On Oct. 14, Krause rejected an appeal by Johnson Controls, clearing the way for a hearing to be held on the issue.
Timberjay publisher and editor Marshall Helmberger said he fears Johnson Controls' legal strategy is to spend thousands in legal fees and drag out the case to run up huge costs for the newspaper.
"Our attorney thinks they'll spend at least $100,000 fighting this request," Helmberger said. "Part of doing that is to try to get us to huge amounts as well."
Johnson Controls, which has had contracts to manage the long-range facilities plan for the Duluth school district, has hired former U.S. Attorney David Lillehaug, who served as lead counsel for Sen. Al Franken during his recount contest in 2008-09.
Lillehaug referred questions on the suit back to Johnson Controls.

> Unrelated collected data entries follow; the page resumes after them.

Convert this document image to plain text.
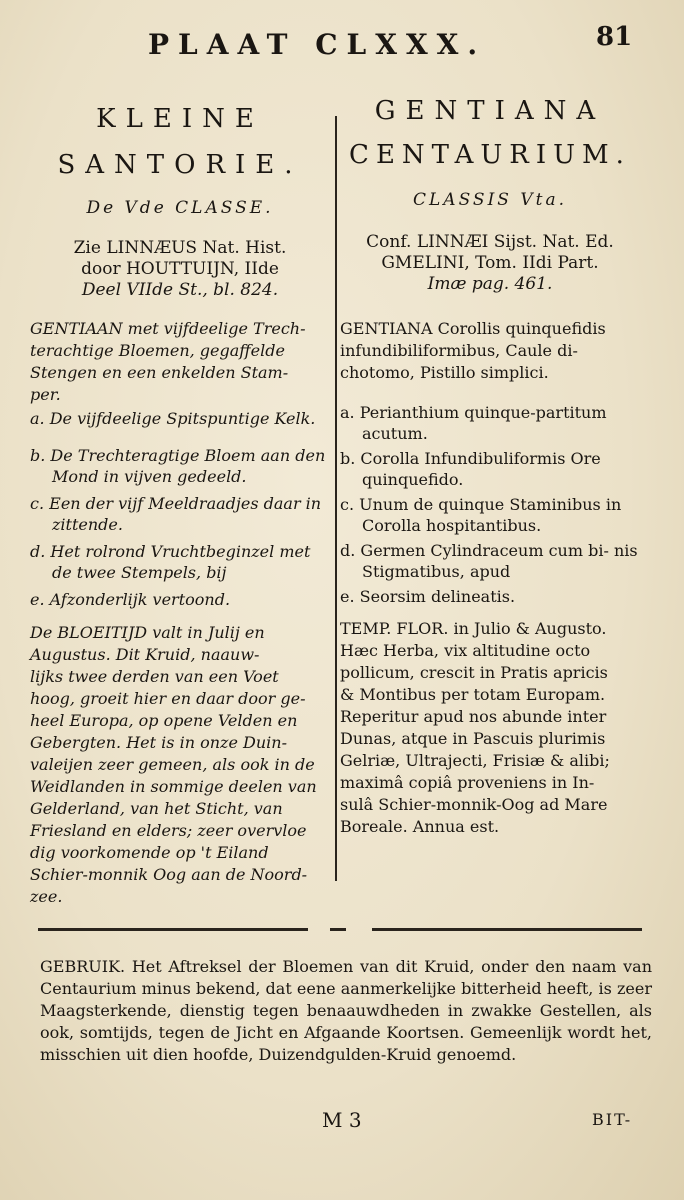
PLAAT CLXXX.	81
KLEINE
SANTORIE.
De Vde CLASSE.
Zie LINNÆUS Nat. Hist.
door HOUTTUIJN, IIde
Deel VIIde St., bl. 824.
GENTIAAN met vijfdeelige Trech-
terachtige Bloemen, gegaffelde
Stengen en een enkelden Stam-
per.
a. De vijfdeelige Spitspuntige Kelk.
b. De Trechteragtige Bloem aan den Mond in vijven gedeeld.
c. Een der vijf Meeldraadjes daar in zittende.
d. Het rolrond Vruchtbeginzel met de twee Stempels, bij
e. Afzonderlijk vertoond.
De BLOEITIJD valt in Julij en
Augustus. Dit Kruid, naauw-
lijks twee derden van een Voet
hoog, groeit hier en daar door ge-
heel Europa, op opene Velden en
Gebergten. Het is in onze Duin-
valeijen zeer gemeen, als ook in de
Weidlanden in sommige deelen van
Gelderland, van het Sticht, van
Friesland en elders; zeer overvloe
dig voorkomende op 't Eiland
Schier-monnik Oog aan de Noord-
zee.
GENTIANA
CENTAURIUM.
CLASSIS Vta.
Conf. LINNÆI Sijst. Nat. Ed.
GMELINI, Tom. IIdi Part.
Imæ pag. 461.
GENTIANA Corollis quinquefidis
infundibiliformibus, Caule di-
chotomo, Pistillo simplici.
a. Perianthium quinque-partitum acutum.
b. Corolla Infundibuliformis Ore quinquefido.
c. Unum de quinque Staminibus in Corolla hospitantibus.
d. Germen Cylindraceum cum bi- nis Stigmatibus, apud
e. Seorsim delineatis.
TEMP. FLOR. in Julio & Augusto.
Hæc Herba, vix altitudine octo
pollicum, crescit in Pratis apricis
& Montibus per totam Europam.
Reperitur apud nos abunde inter
Dunas, atque in Pascuis plurimis
Gelriæ, Ultrajecti, Frisiæ & alibi;
maximâ copiâ proveniens in In-
sulâ Schier-monnik-Oog ad Mare
Boreale. Annua est.
GEBRUIK. Het Aftreksel der Bloemen van dit Kruid, onder den naam van Centaurium minus bekend, dat eene aanmerkelijke bitterheid heeft, is zeer Maagsterkende, dienstig tegen benaauwdheden in zwakke Gestellen, als ook, somtijds, tegen de Jicht en Afgaande Koortsen. Gemeenlijk wordt het, misschien uit dien hoofde, Duizendgulden-Kruid genoemd.
M 3	BIT-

Asked why it is fighting to keep the requested information private, the company responded: "Johnson Controls wishes to protect its subcontractor's confidential and proprietary information. The Data Practices Act does not allow requests such as this one to a business. Even if it did, the subcontract at issue contains confidential information which is protected by the Data Practices Act."
Johnson Controls also said it, not the St. Louis County school district, is paying to fight the lawsuit.
Helmberger said the paper is seeking records related to operational expenses for the facilities and a copy of the architectural contracts on the construction projects.
"It is important that we understand these projects in its entirety, and you can't do that without seeing the contracts," Helmberger said.
Helmberger said he worries that Johnson Controls' fight will set a precedent for other private contractors to resist providing records when they do work for taxpayer-funded entities.
"It's clear that Johnson Controls doesn't want to abide by the law," he said. "They're using the courts to circumvent the law and run up big legal bills for anybody trying to seek public information."